Wednesday, September 17, 2008

Burn After Reading

http://www.iwatchstuff.com/2008/04/30/burn-after-reading-pitt.jpg
***1/2 Stars

The Coen Brothers are extremely smart people. After following up with their Oscar winning No Country For Old Men, they have crafted another original and stylistic film, one that is fun and brilliantly stupid. It's also the #1 film in the country ($19 million opening), coming in as a career high for the dynamic duo.

There are times where Burn After Reading reaches heights of something very special. It can also be extremely unsettling. But I guess that's what the film is all about. You're suppose to laugh you're ass off while looking at the person next to you going "Are people really like this?" Realism isn't the films strong point, but it certainly gets its point across in a weirdly seductive way.

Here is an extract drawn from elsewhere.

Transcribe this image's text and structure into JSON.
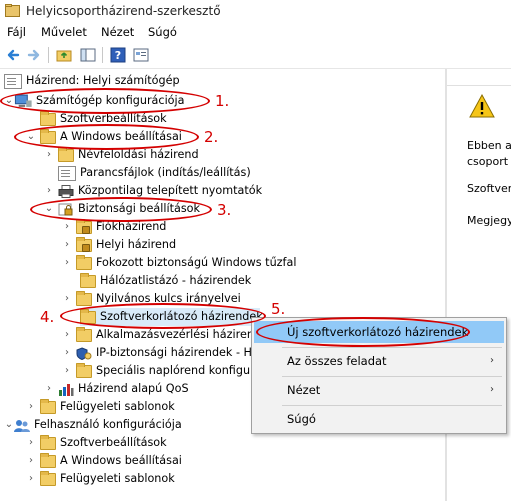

The film has an ensemble of some of the best actors in the world. And everyone has a moment of genius. George Clooney plays Harry Pfarrer, a happily married man who also likes to fool around with dates on the Internet. He'll date anyone. He hooks up with Linda Litzke (the always impressive Frances McDormand) a gym specialist who is willing to go to the ends of the earth for some seriously ridiculous plastic surgeries because she believes she's "gotten about as far as this body can take her." Haha, um, good for you?

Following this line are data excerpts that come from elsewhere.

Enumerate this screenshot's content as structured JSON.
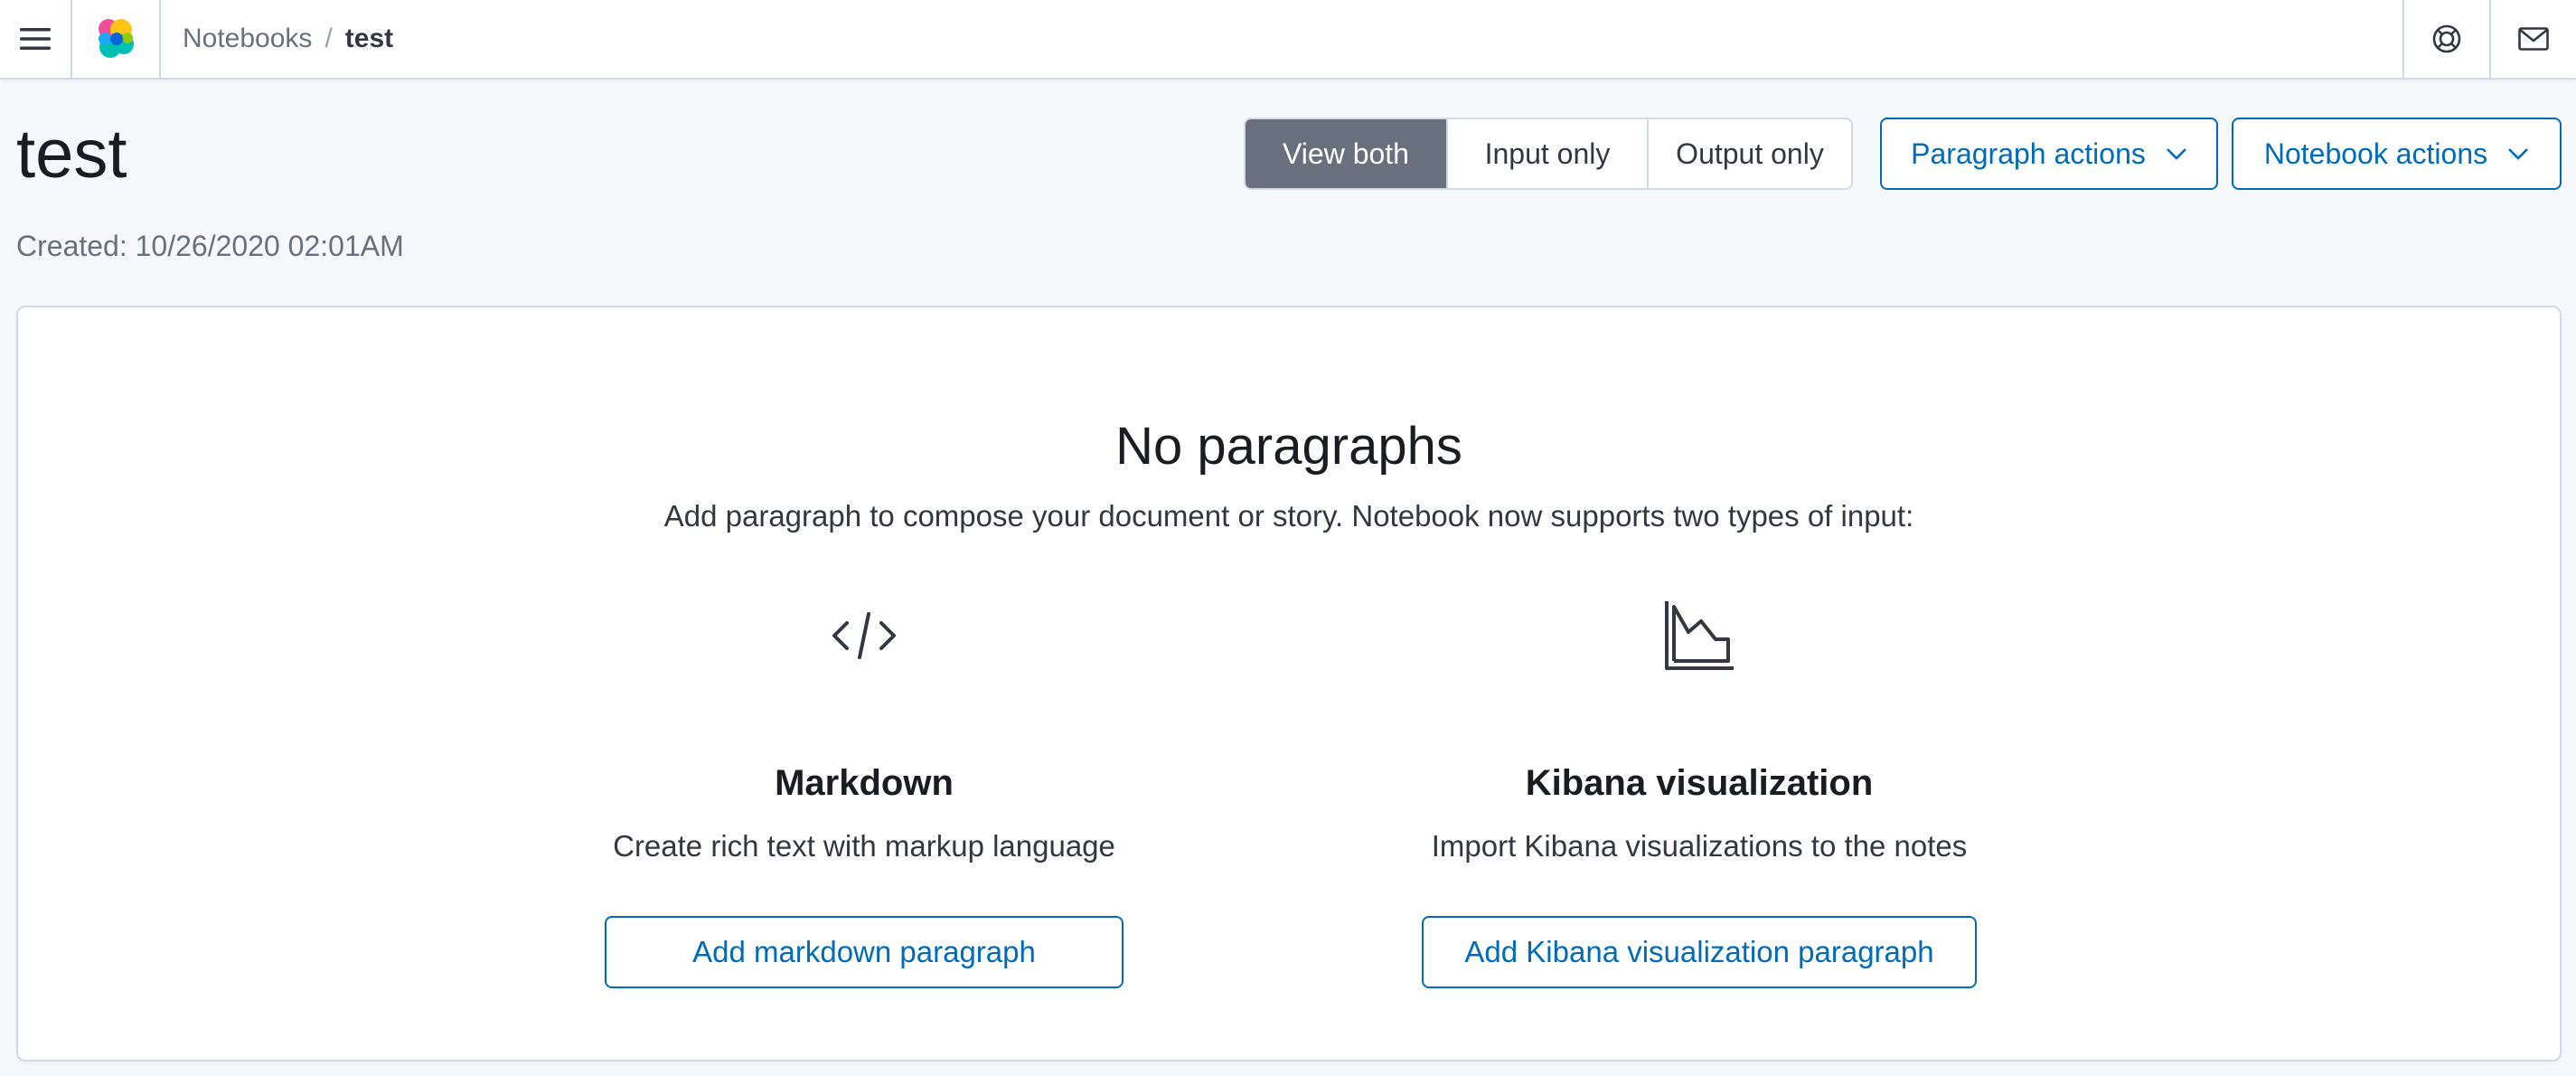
{
  "header": {
    "menu_icon": "hamburger-menu-icon",
    "logo_icon": "elastic-logo-icon",
    "breadcrumbs": [
      {
        "label": "Notebooks"
      },
      {
        "label": "test"
      }
    ],
    "breadcrumb_separator": "/",
    "help_icon": "help-lifebuoy-icon",
    "mail_icon": "mail-icon"
  },
  "page": {
    "title": "test",
    "created": "Created: 10/26/2020 02:01AM"
  },
  "view_toggle": {
    "options": [
      "View both",
      "Input only",
      "Output only"
    ],
    "selected": "View both"
  },
  "actions": {
    "paragraph_actions": "Paragraph actions",
    "notebook_actions": "Notebook actions",
    "chevron_icon": "chevron-down-icon"
  },
  "empty_state": {
    "title": "No paragraphs",
    "description": "Add paragraph to compose your document or story. Notebook now supports two types of input:",
    "options": [
      {
        "icon": "code-icon",
        "title": "Markdown",
        "description": "Create rich text with markup language",
        "button": "Add markdown paragraph"
      },
      {
        "icon": "visualization-chart-icon",
        "title": "Kibana visualization",
        "description": "Import Kibana visualizations to the notes",
        "button": "Add Kibana visualization paragraph"
      }
    ]
  },
  "colors": {
    "accent": "#006bb8",
    "selected_toggle": "#69707d",
    "border": "#d3dae6",
    "page_background": "#f7f8fc"
  }
}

Her gym co-worker, Chad (Brad Pitt) decides to help her get those surgeries when they find a CD with apparent CIA documents left at the gym. They think this stuff is worth millions. It does in fact belong to ex-CIA member Osborne Cox (John Malkovich), but it is nowhere near what they think it is. Osbourne is married to Katie (recent Oscar-winner Tilda Swinton) who is sleeping with Harry Pfarrer.

So you see? It's all one huge circle of lies, sex, hebetudinous behavior, and a whole lot of burning after reading. The title of the film makes sense when the report of this so-called "CIA file" gets to the actual CIA. They read the story, and look to each other with a puzzled, puzzled face. When it gets to a CIA boss (J.K Simmons), he looks at it and literally has no idea what the hell is going on. "Report back to me when it makes sense," he says. It never does.

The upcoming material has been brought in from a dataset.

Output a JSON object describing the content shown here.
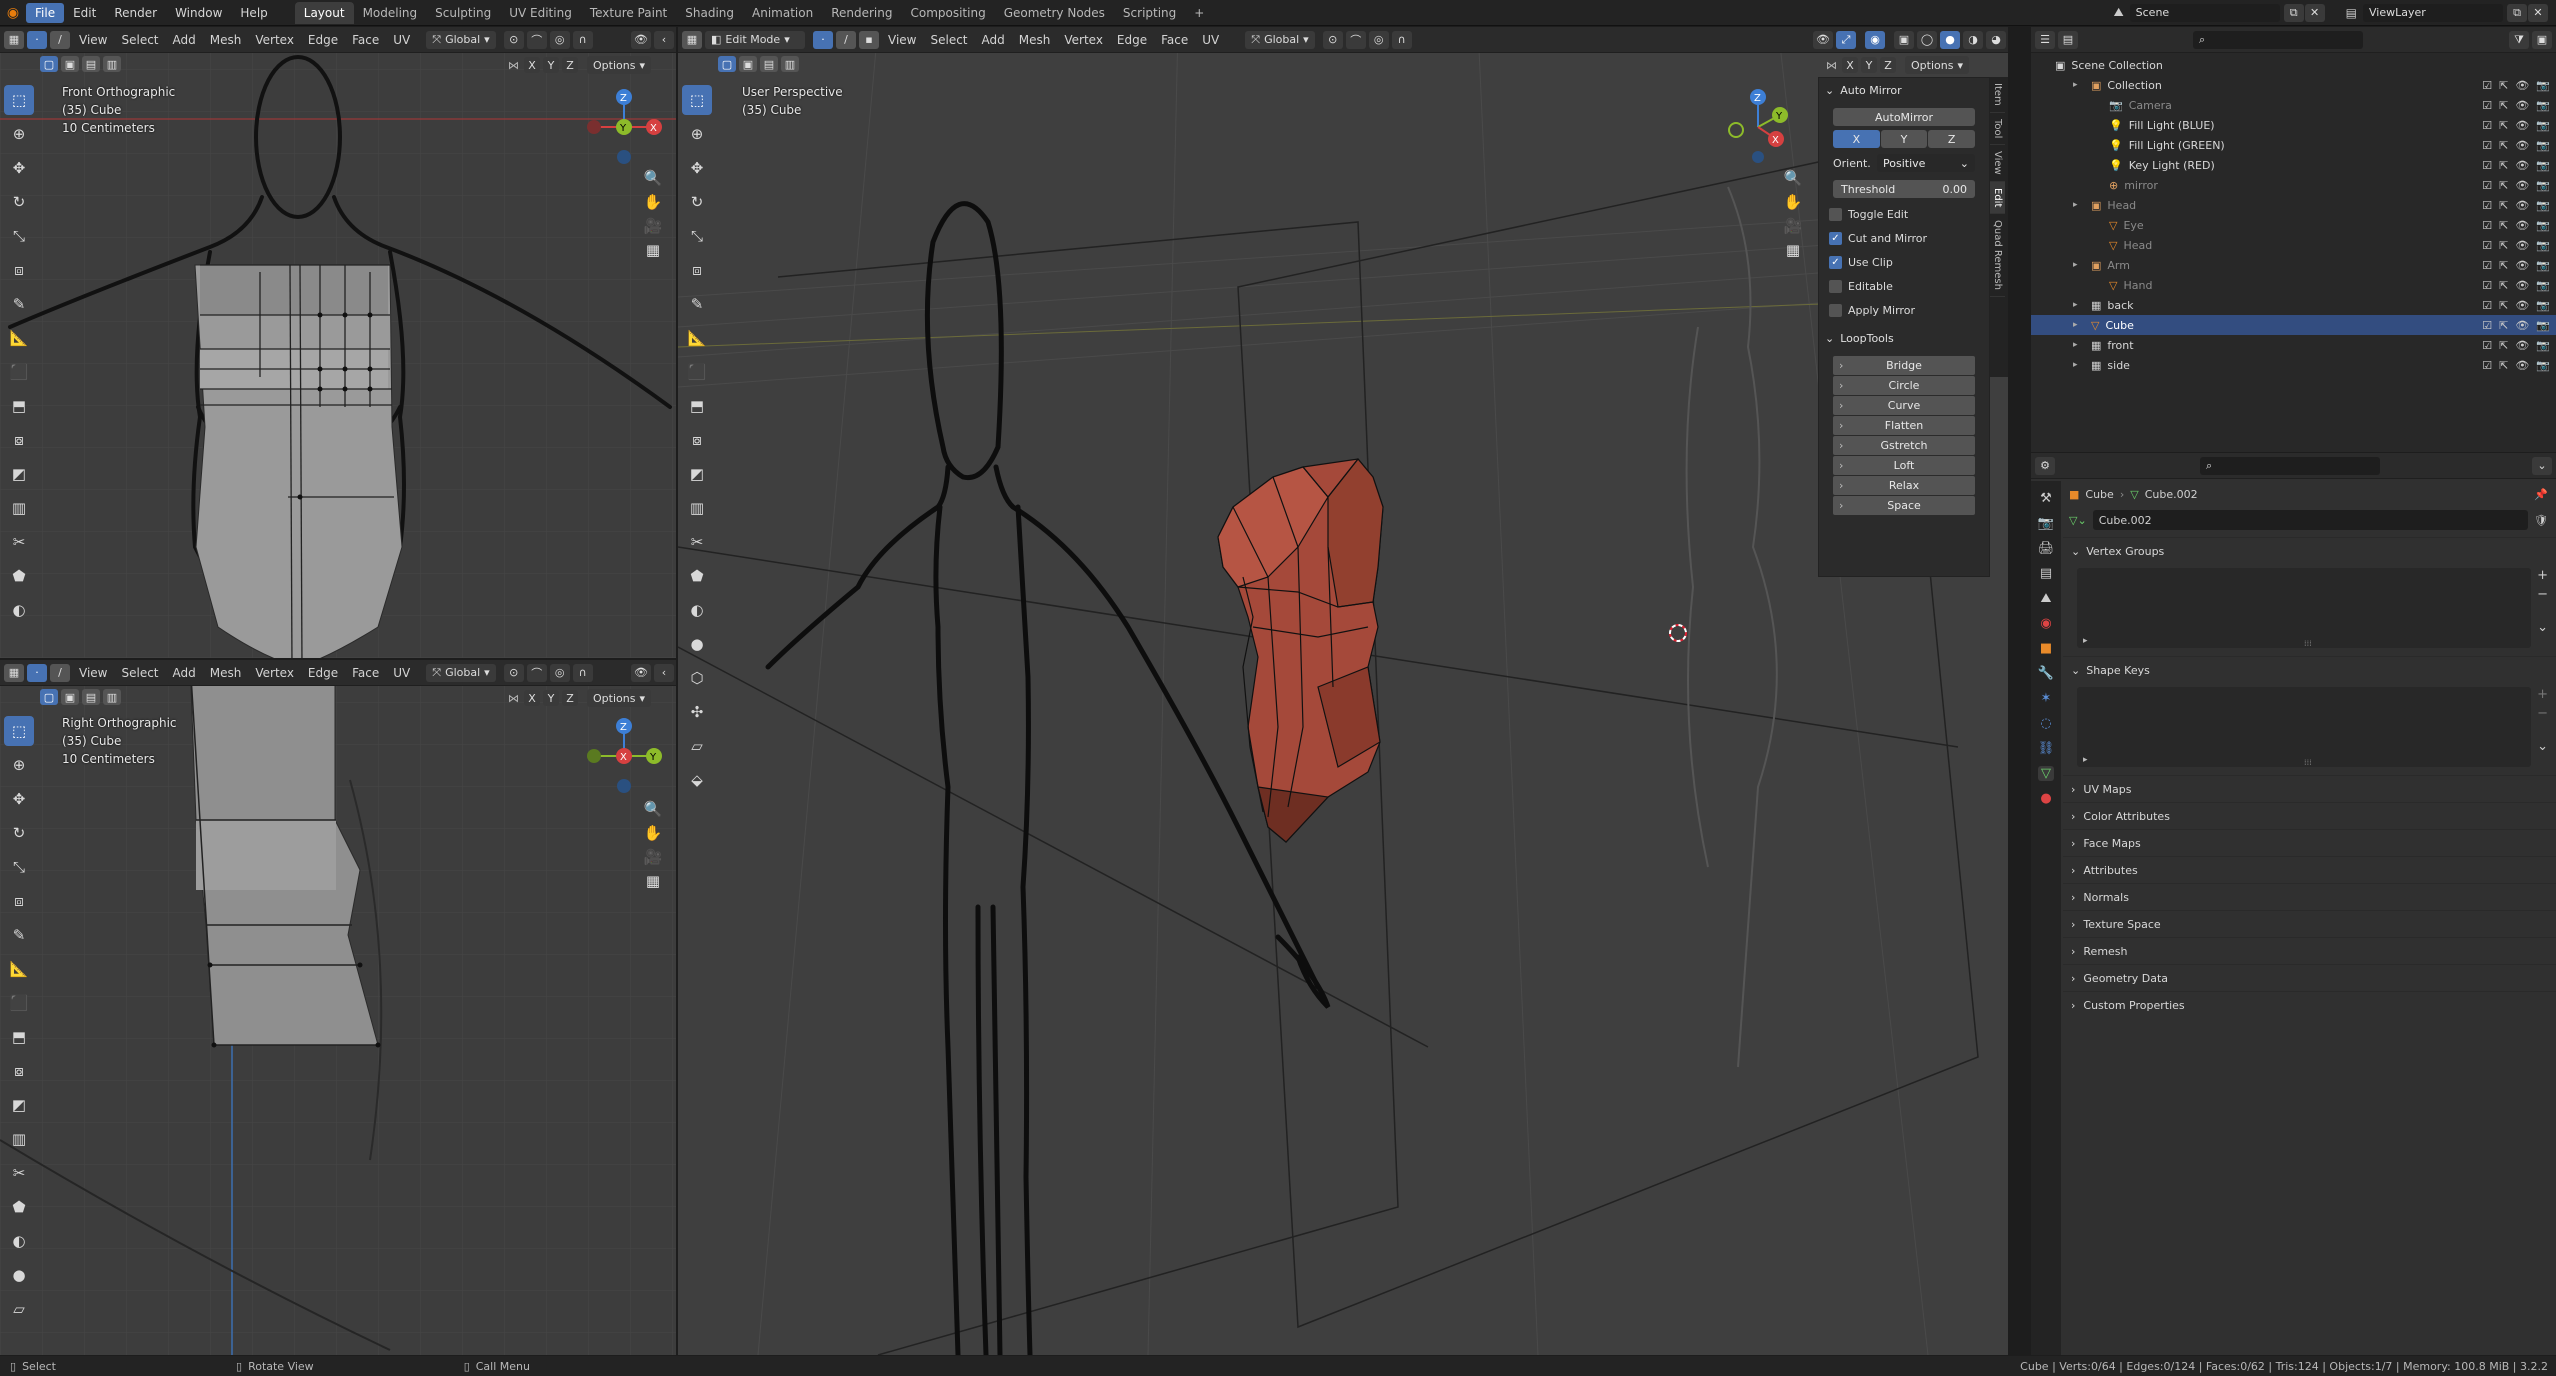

The cast rocks. Pitt, Clooney, Swinton, McDormand are all solid, but I have to ad, personally, that watching John Malkovich scream What the F*** every other line is worth the price of admission.

Burn After Reading clocks in at a brisk 96-minutes, so don't expect much. It's like going to a hypnotist and watching everyone acting completely moronic. Do you laugh? Sure. Do you shake your head after its over in full embarrassment for every character involved? Of course. Do we eventually report back saying it finally makes sense? Like I said, proudly, it never does.